Thirdly, when issuing a certificate for both enterprise and investment project, the enterprise and the investment project are fated together whereas they are different by conception. In particular, an enterprise could perpetually exist while operation of an investment project is time-limited (maximum 50 years in most cases). This explains why, pursuant to the 2005 Law on Investment, when a foreign investment project expires and whose extension is not allowed, the enterprise conducting such project must be dissolved. Separating IRC from ERC will help solve this problem as the enterprise can stand still while its project comes to an end due to expiration. On the other hand, assuming that an investment project whose license is withdrawn (for instance, due to breach or contravention), the enterprise is completely able to continuously conduct business activities without being mandatorily dissolved as required by the 2005 Law on Investment.

Therefore, from the positive viewpoint, separation of the IRC from the IRC is a radical change, properly reflecting nature of investment activity and enterprise management, reducing burdens for investors in implementing administrative procedures, and generating more benefits for enterprises in conducting production and business activities.

Notwithstanding, at present, investors (mainly foreign investors), for the first time of conducting investment project(s) attached to establishment of economic institutions in Vietnam, must step by step carry out two procedures including (1) application for the IRC and then (2) application for the ERC. In particular, they must prepare two distinct dossiers to be submitted to competent licensing authorities.

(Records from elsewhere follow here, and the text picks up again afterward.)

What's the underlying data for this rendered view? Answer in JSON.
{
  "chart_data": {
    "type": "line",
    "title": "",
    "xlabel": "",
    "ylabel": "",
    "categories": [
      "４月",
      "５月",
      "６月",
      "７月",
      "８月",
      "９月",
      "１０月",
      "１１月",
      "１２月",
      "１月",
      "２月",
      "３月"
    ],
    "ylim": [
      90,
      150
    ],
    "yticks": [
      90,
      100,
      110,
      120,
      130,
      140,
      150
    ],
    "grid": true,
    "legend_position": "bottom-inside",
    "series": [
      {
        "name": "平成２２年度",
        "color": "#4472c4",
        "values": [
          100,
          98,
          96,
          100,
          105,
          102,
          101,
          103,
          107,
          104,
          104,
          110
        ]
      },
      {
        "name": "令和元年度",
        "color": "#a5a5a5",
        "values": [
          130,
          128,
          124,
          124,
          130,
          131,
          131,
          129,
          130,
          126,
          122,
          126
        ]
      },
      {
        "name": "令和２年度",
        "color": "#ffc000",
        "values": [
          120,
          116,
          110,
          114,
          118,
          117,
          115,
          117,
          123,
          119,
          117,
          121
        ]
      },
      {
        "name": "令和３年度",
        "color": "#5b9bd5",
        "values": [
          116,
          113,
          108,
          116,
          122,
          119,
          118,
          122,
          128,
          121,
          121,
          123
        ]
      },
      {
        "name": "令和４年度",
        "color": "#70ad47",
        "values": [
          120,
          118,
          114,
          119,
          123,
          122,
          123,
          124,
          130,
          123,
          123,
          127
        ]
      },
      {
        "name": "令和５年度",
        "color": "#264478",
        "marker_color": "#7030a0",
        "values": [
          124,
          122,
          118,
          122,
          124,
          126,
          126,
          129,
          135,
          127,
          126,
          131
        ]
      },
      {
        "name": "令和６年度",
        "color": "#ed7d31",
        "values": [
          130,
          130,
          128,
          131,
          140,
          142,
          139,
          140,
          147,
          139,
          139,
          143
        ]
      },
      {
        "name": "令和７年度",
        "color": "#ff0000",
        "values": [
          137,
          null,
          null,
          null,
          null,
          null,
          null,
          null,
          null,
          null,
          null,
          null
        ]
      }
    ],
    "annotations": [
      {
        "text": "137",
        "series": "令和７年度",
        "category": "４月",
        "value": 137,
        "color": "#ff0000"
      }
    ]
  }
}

More specifically, only after possessing the IRC, they will be then able to apply for establishment of an enterprise. This is called, by majority of investors, as “double procedures”, causing their costs, efforts and time and undermining their confidence in deciding an investment project in Vietnam.

Another drawback is that enterprises/foreign investors, whose ICs were issued in the past in accordance with the old law, will have to conduct certain procedures to divide those ICs into two new certificates (the IRC and ERC) subject to the 2014 Law on Investment and the 2014 Law on Enterprises in case they wish to amend certain contents of either business registration or investment project(s). Once the IC is divided into the IRC and the ERC according the new law, investors will be able to carry out legal procedures of amending each certificate as they wish. This regulation could impede investors, who, at all times, wish to alleviate burdens of administrative procedures to smoothen investment and business activities.

Conclusion

Briefly, in a long run, a reform on regulations on issuance of the IRC under the 2014 Law on Investment would be valuable and ease burdens in favor of investors as analyzed above. However, at first, investors will have to continuously conduct “double procedures” to register investment project(s) and then establish enterprises, all of which are more complicated in comparison to former regulations on investment and business. In the context that regulations on enterprise establishment and investment registration are reformed to be simpler and more succinct in other countries within regions and around the globe, a legal reform on issuance of the IRC pursuant to the 2014 Law on Investment is hardly considered an outrageous movement, promoting business, investment registration activities. Thus, question arises as whether new mechanism of issuance of the IRC is considered a necessary way forward or simply a step back for which investors’ doubt remains.-



[1] Article 50 of the 2005 Law on Investment.
[2] Summary Report on implementation of the Law on Investment and approach of enhancement, the Ministry of Planning and Investment, March 2014.